Calling an audible—Part 2

We drove in semi-silence. The kids and I were in my car. Jeff was driving the motor home to storage. He called me on my cell, interrupting a rant I’d been administering in ill-controlled bursts. If you must know, I sounded like that guy Fred Armisen plays, Nicholas Fehn—the Weekend Update guest who’s so riled up about the political injustices he’s tracking in the newspaper, he can’t complete a sentence of the commentary he’s supposed to provide. And so, he sputters half-declarations that rail against the injustice of it all.

People, that’s where I was. I was this guy:

I may have looked exactly like this while I was talking

 

Jeff’s call saved the three of us from hearing more of my sputtery sputtering.

“You know, I didn’t do this just because we were only 20 minutes from home,” he said. “I would have driven seven hours home if we’d been in Yellowstone.”

I knew he was right. The camping trip was probably doomed before it started—a cocktail of exhaustion and anticipation had rippled through our five year old’s body all week. Jeff pulled the plug when Seth had acted out, then ignored my entreaties to reel it in, then followed up with a little maraschino cheery on the disrespect sundae.

As I hung up the phone, I was about to re-launch my rant.

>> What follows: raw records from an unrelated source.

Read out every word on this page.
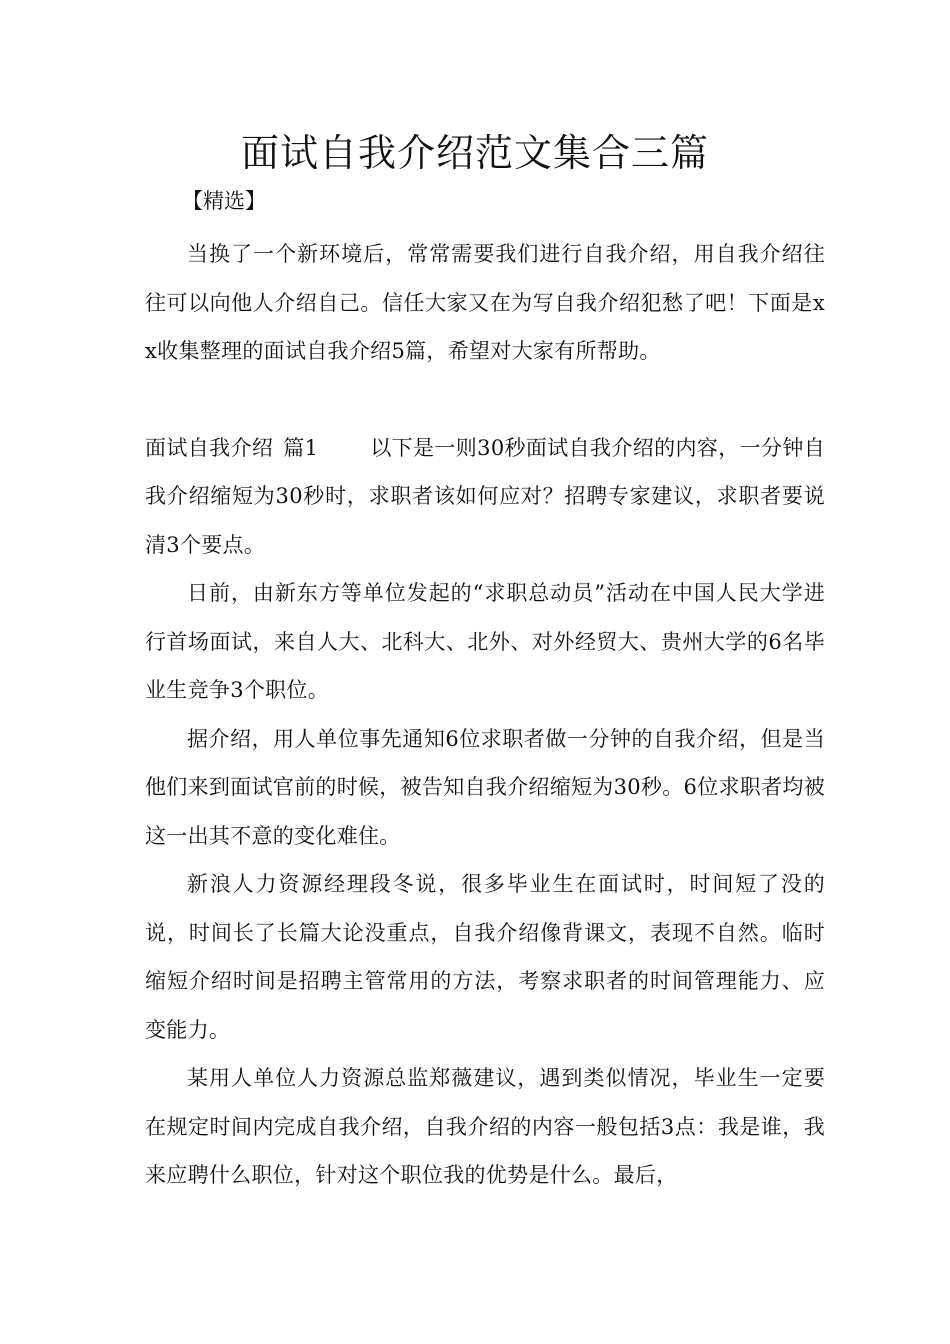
面试自我介绍范文集合三篇

【精选】

当换了一个新环境后，常常需要我们进行自我介绍，用自我介绍往往可以向他人介绍自己。信任大家又在为写自我介绍犯愁了吧！下面是xx收集整理的面试自我介绍5篇，希望对大家有所帮助。

面试自我介绍 篇1 以下是一则30秒面试自我介绍的内容，一分钟自我介绍缩短为30秒时，求职者该如何应对？招聘专家建议，求职者要说清3个要点。

日前，由新东方等单位发起的“求职总动员”活动在中国人民大学进行首场面试，来自人大、北科大、北外、对外经贸大、贵州大学的6名毕业生竞争3个职位。

据介绍，用人单位事先通知6位求职者做一分钟的自我介绍，但是当他们来到面试官前的时候，被告知自我介绍缩短为30秒。6位求职者均被这一出其不意的变化难住。

新浪人力资源经理段冬说，很多毕业生在面试时，时间短了没的说，时间长了长篇大论没重点，自我介绍像背课文，表现不自然。临时缩短介绍时间是招聘主管常用的方法，考察求职者的时间管理能力、应变能力。

某用人单位人力资源总监郑薇建议，遇到类似情况，毕业生一定要在规定时间内完成自我介绍，自我介绍的内容一般包括3点：我是谁，我来应聘什么职位，针对这个职位我的优势是什么。最后，
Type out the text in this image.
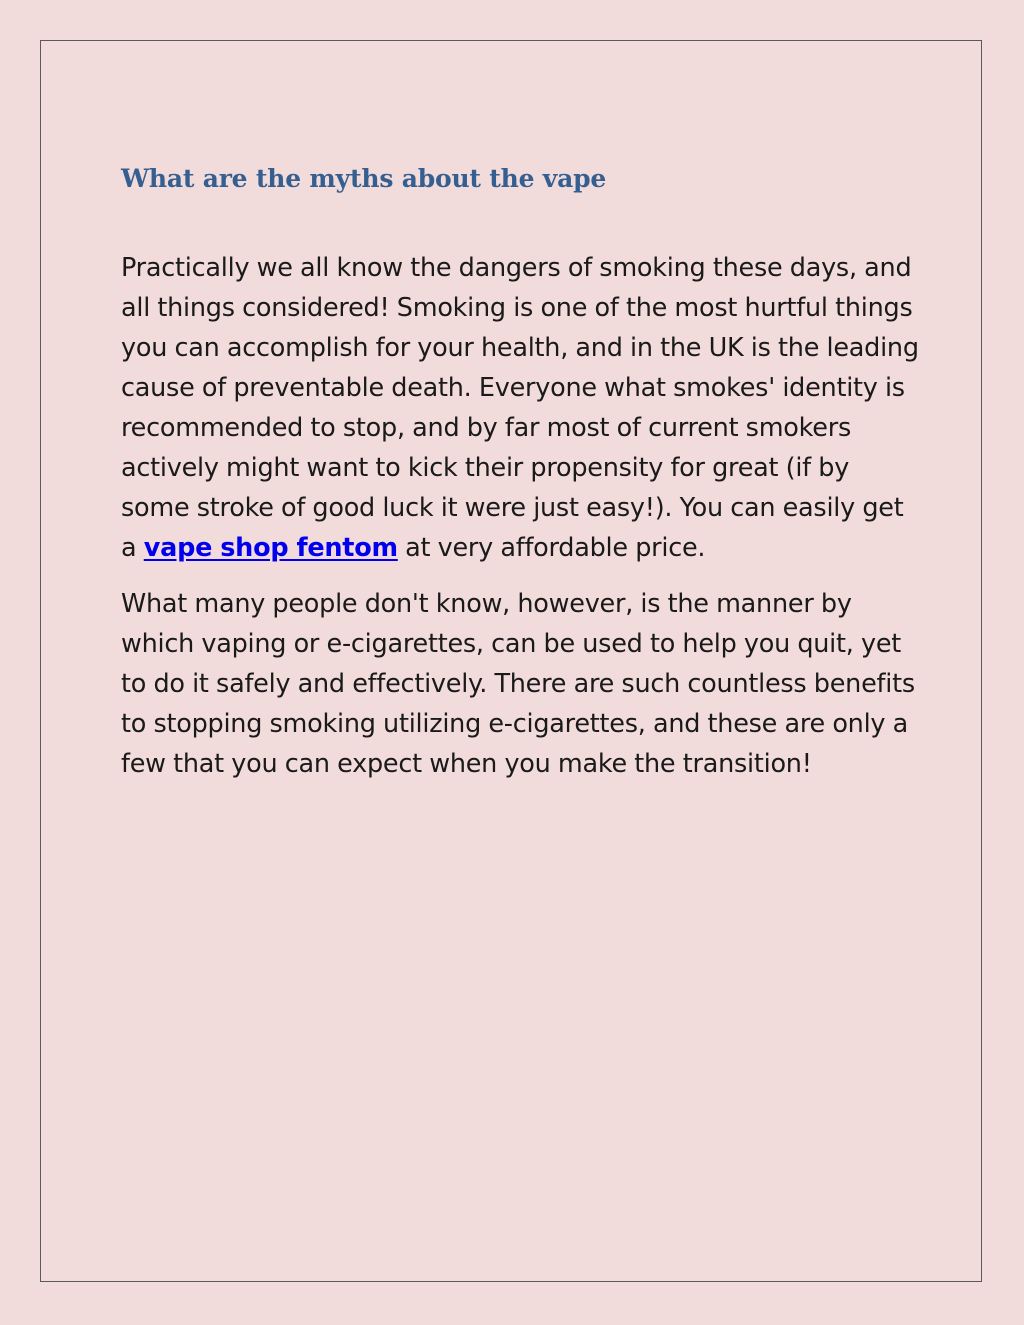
What are the myths about the vape

Practically we all know the dangers of smoking these days, and all things considered! Smoking is one of the most hurtful things you can accomplish for your health, and in the UK is the leading cause of preventable death. Everyone what smokes' identity is recommended to stop, and by far most of current smokers actively might want to kick their propensity for great (if by some stroke of good luck it were just easy!). You can easily get a vape shop fentom at very affordable price.

What many people don't know, however, is the manner by which vaping or e-cigarettes, can be used to help you quit, yet to do it safely and effectively. There are such countless benefits to stopping smoking utilizing e-cigarettes, and these are only a few that you can expect when you make the transition!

We’d need to cancel a raft of play dates I’d set up—beach picnics, paddle boarding, barbecues—with families from Seth’s preschool. I needed Seth to feel the overwhelming consequence.

Before I could, Lance apologized. “I’m sorry I complained and was grumpy eariler,” he said. “It didn’t help things.”

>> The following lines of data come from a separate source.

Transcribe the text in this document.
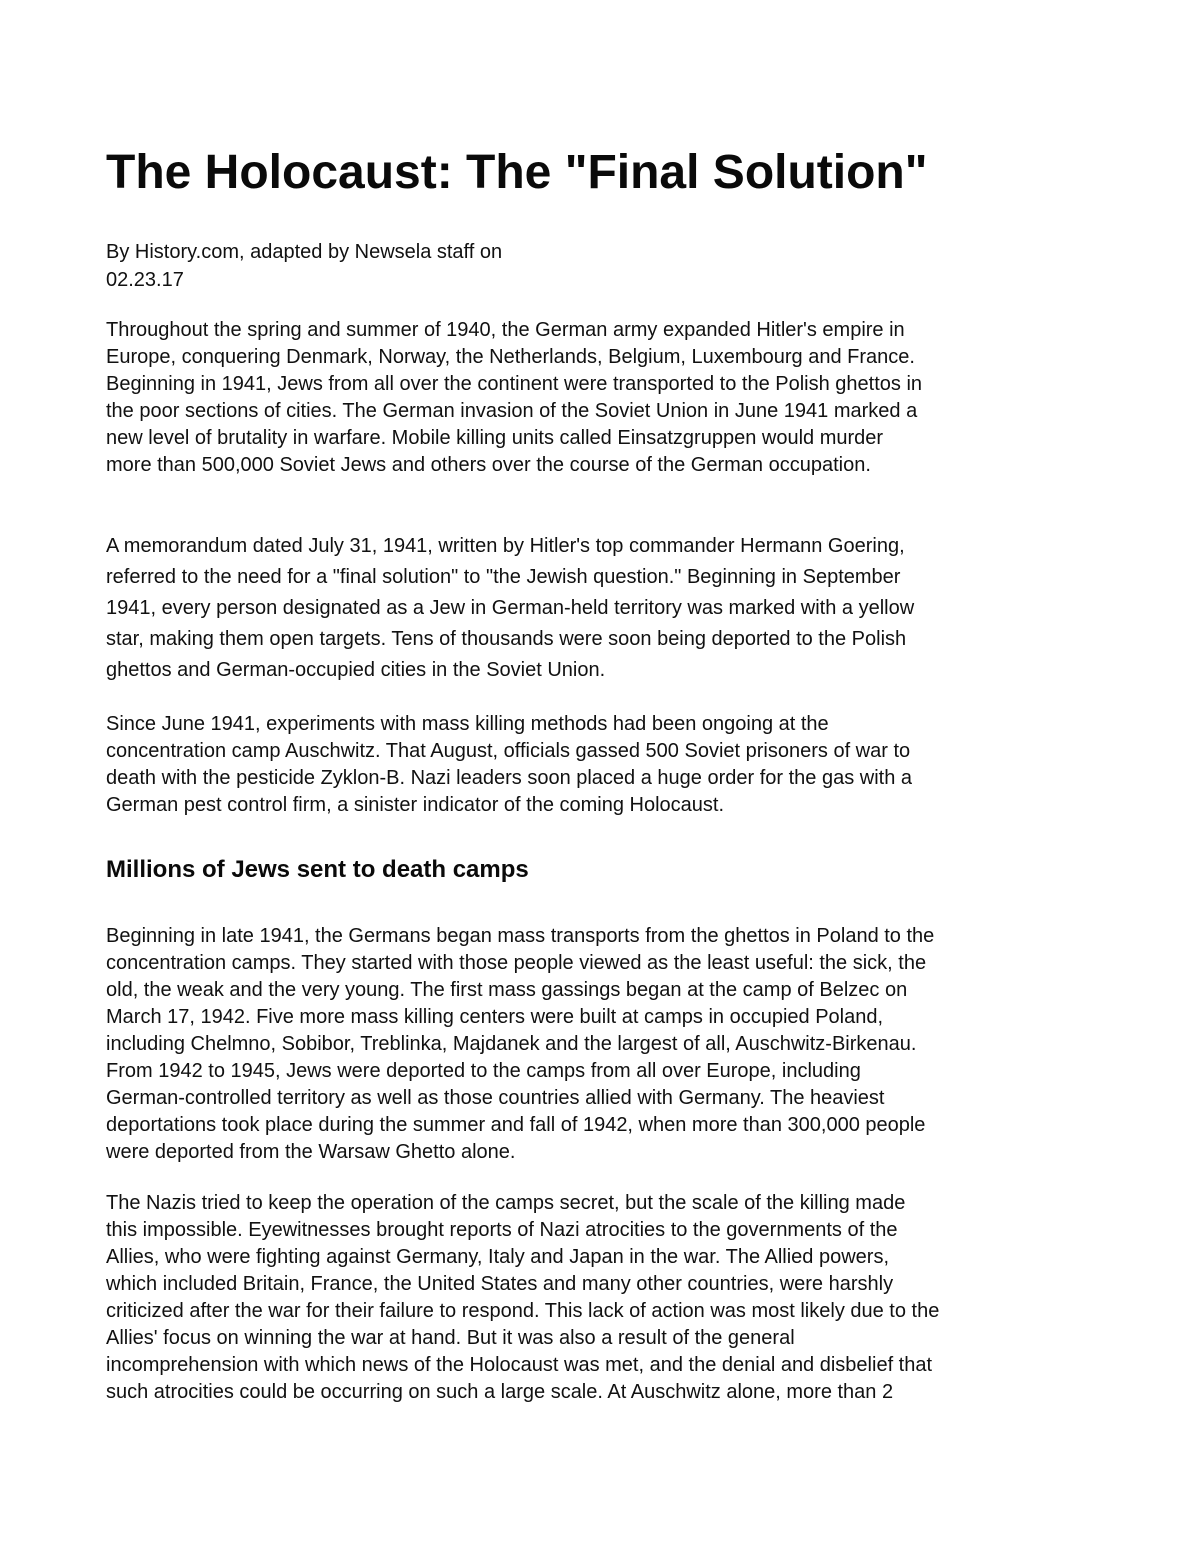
The Holocaust: The "Final Solution"
By History.com, adapted by Newsela staff on
02.23.17
Throughout the spring and summer of 1940, the German army expanded Hitler's empire in
Europe, conquering Denmark, Norway, the Netherlands, Belgium, Luxembourg and France.
Beginning in 1941, Jews from all over the continent were transported to the Polish ghettos in
the poor sections of cities. The German invasion of the Soviet Union in June 1941 marked a
new level of brutality in warfare. Mobile killing units called Einsatzgruppen would murder
more than 500,000 Soviet Jews and others over the course of the German occupation.
A memorandum dated July 31, 1941, written by Hitler's top commander Hermann Goering,
referred to the need for a "final solution" to "the Jewish question." Beginning in September
1941, every person designated as a Jew in German-held territory was marked with a yellow
star, making them open targets. Tens of thousands were soon being deported to the Polish
ghettos and German-occupied cities in the Soviet Union.
Since June 1941, experiments with mass killing methods had been ongoing at the
concentration camp Auschwitz. That August, officials gassed 500 Soviet prisoners of war to
death with the pesticide Zyklon-B. Nazi leaders soon placed a huge order for the gas with a
German pest control firm, a sinister indicator of the coming Holocaust.
Millions of Jews sent to death camps
Beginning in late 1941, the Germans began mass transports from the ghettos in Poland to the
concentration camps. They started with those people viewed as the least useful: the sick, the
old, the weak and the very young. The first mass gassings began at the camp of Belzec on
March 17, 1942. Five more mass killing centers were built at camps in occupied Poland,
including Chelmno, Sobibor, Treblinka, Majdanek and the largest of all, Auschwitz-Birkenau.
From 1942 to 1945, Jews were deported to the camps from all over Europe, including
German-controlled territory as well as those countries allied with Germany. The heaviest
deportations took place during the summer and fall of 1942, when more than 300,000 people
were deported from the Warsaw Ghetto alone.
The Nazis tried to keep the operation of the camps secret, but the scale of the killing made
this impossible. Eyewitnesses brought reports of Nazi atrocities to the governments of the
Allies, who were fighting against Germany, Italy and Japan in the war. The Allied powers,
which included Britain, France, the United States and many other countries, were harshly
criticized after the war for their failure to respond. This lack of action was most likely due to the
Allies' focus on winning the war at hand. But it was also a result of the general
incomprehension with which news of the Holocaust was met, and the denial and disbelief that
such atrocities could be occurring on such a large scale. At Auschwitz alone, more than 2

“You’re right, Lance, Thank you,” I said. “But you would have corrected course quickly. Your brother made a bunch of choices not to listen, and we have to live with that.” Now, I played the cancelled playmate card, verbally tossing it into the pile, face-up, so Seth could inspect it.

Things began to sink in.

“We’re going home for a minute. I have to unload some things, I have to feed the dogs. You two are to go upstairs and eat a Z Bar and a yogurt each, and you will drink a glass of water, each,” I explained. “We won’t be able to eat dinner until after we pick up dad at the RV storage unit. No arguments. If you do anything except what I just told you, you will lose another privilege. Like being in the parade on Wednesday.”

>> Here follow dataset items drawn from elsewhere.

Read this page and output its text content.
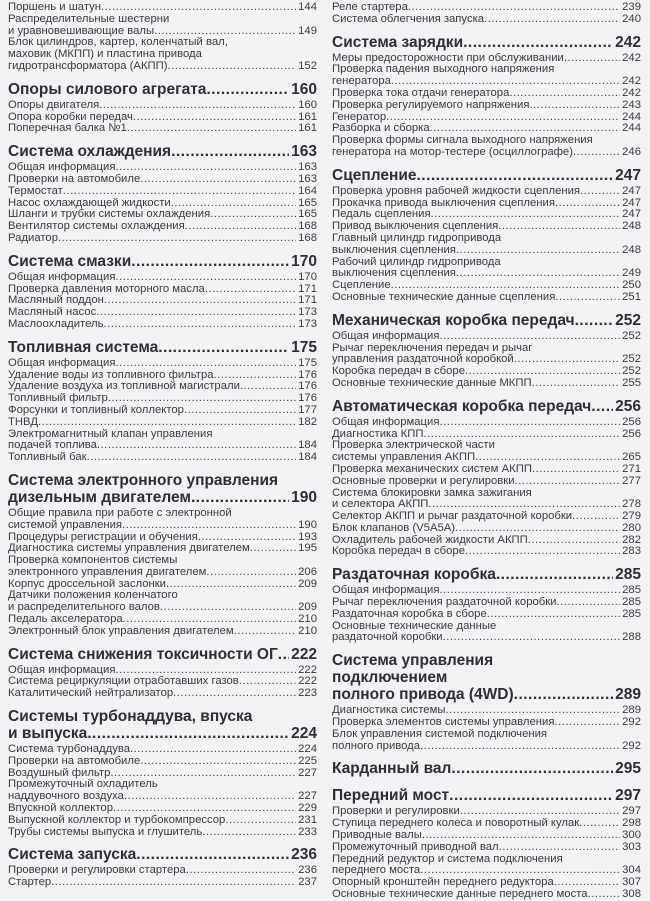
Поршень и шатун .....	144
Распределительные шестерни
и уравновешивающие валы .....	149
Блок цилиндров, картер, коленчатый вал,
маховик (МКПП) и пластина привода
гидротрансформатора (АКПП) .....	152
Опоры силового агрегата .....	160
Опоры двигателя .....	160
Опора коробки передач .....	161
Поперечная балка №1 .....	161
Система охлаждения .....	163
Общая информация .....	163
Проверки на автомобиле .....	163
Термостат .....	164
Насос охлаждающей жидкости .....	165
Шланги и трубки системы охлаждения .....	165
Вентилятор системы охлаждения .....	168
Радиатор .....	168
Система смазки .....	170
Общая информация .....	170
Проверка давления моторного масла .....	171
Масляный поддон .....	171
Масляный насос .....	173
Маслоохладитель .....	173
Топливная система .....	175
Общая информация .....	175
Удаление воды из топливного фильтра .....	176
Удаление воздуха из топливной магистрали .....	176
Топливный фильтр .....	176
Форсунки и топливный коллектор .....	177
ТНВД .....	182
Электромагнитный клапан управления
подачей топлива .....	184
Топливный бак .....	184
Система электронного управления
дизельным двигателем .....	190
Общие правила при работе с электронной
системой управления .....	190
Процедуры регистрации и обучения .....	193
Диагностика системы управления двигателем .....	195
Проверка компонентов системы
электронного управления двигателем .....	206
Корпус дроссельной заслонки .....	209
Датчики положения коленчатого
и распределительного валов .....	209
Педаль акселератора .....	210
Электронный блок управления двигателем .....	210
Система снижения токсичности ОГ ..... 222
Общая информация .....	222
Система рециркуляции отработавших газов .....	222
Каталитический нейтрализатор .....	223
Системы турбонаддува, впуска
и выпуска .....	224
Система турбонаддува .....	224
Проверки на автомобиле .....	225
Воздушный фильтр .....	227
Промежуточный охладитель
наддувочного воздуха .....	227
Впускной коллектор .....	229
Выпускной коллектор и турбокомпрессор .....	231
Трубы системы выпуска и глушитель .....	233
Система запуска .....	236
Проверки и регулировки стартера .....	236
Стартер .....	237
Реле стартера .....	239
Система облегчения запуска .....	240
Система зарядки .....	242
Меры предосторожности при обслуживании .....	242
Проверка падения выходного напряжения
генератора .....	242
Проверка тока отдачи генератора .....	242
Проверка регулируемого напряжения .....	243
Генератор .....	244
Разборка и сборка .....	244
Проверка формы сигнала выходного напряжения
генератора на мотор-тестере (осциллографе) .....	246
Сцепление .....	247
Проверка уровня рабочей жидкости сцепления .....	247
Прокачка привода выключения сцепления .....	247
Педаль сцепления .....	247
Привод выключения сцепления .....	248
Главный цилиндр гидропривода
выключения сцепления .....	248
Рабочий цилиндр гидропривода
выключения сцепления .....	249
Сцепление .....	250
Основные технические данные сцепления .....	251
Механическая коробка передач .....	252
Общая информация .....	252
Рычаг переключения передач и рычаг
управления раздаточной коробкой .....	252
Коробка передач в сборе .....	252
Основные технические данные МКПП .....	255
Автоматическая коробка передач ..... 256
Общая информация .....	256
Диагностика КПП .....	256
Проверка электрической части
системы управления АКПП .....	265
Проверка механических систем АКПП .....	271
Основные проверки и регулировки .....	277
Система блокировки замка зажигания
и селектора АКПП .....	278
Селектор АКПП и рычаг раздаточной коробки .....	279
Блок клапанов (V5A5A) .....	280
Охладитель рабочей жидкости АКПП .....	282
Коробка передач в сборе .....	283
Раздаточная коробка .....	285
Общая информация .....	285
Рычаг переключения раздаточной коробки .....	285
Раздаточная коробка в сборе .....	285
Основные технические данные
раздаточной коробки .....	288
Система управления подключением
полного привода (4WD) .....	289
Диагностика системы .....	289
Проверка элементов системы управления .....	292
Блок управления системой подключения
полного привода .....	292
Карданный вал .....	295
Передний мост .....	297
Проверки и регулировки .....	297
Ступица переднего колеса и поворотный кулак .....	298
Приводные валы .....	300
Промежуточный приводной вал .....	303
Передний редуктор и система подключения
переднего моста .....	304
Опорный кронштейн переднего редуктора .....	307
Основные технические данные переднего моста .....	308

I got compliance. We drove down to Salt Lake City to pick up Jeff.

“You know, guys, if we didn’t think you could do better, we would not expect better from you,” I said. “I’d just let you act any which way. But you can, and I won’t.”

“Yes, Mom,” came from the back seat.

We let Lance choose the restaurant. Cheesecake Factory. We let him order dessert. Seth was not allowed to partake in the cheesecake. We talked about consequences.

“You know, guys, if we didn’t think you could do better…” Jeff began.

“Mom covered that, already dad,” Lance said. “We can do better. Right Seth?”

“Right, Lance.” A beat. Then: “Mom and Dad, I’m sorry I was disrespectful.”

A look passed between Jeff and me. We dared not mess with the moment.

I began to wonder if we might be on to something? Now, your turn: When’s the last time you enforced a consequence and were rewarded with the glimmer of a result?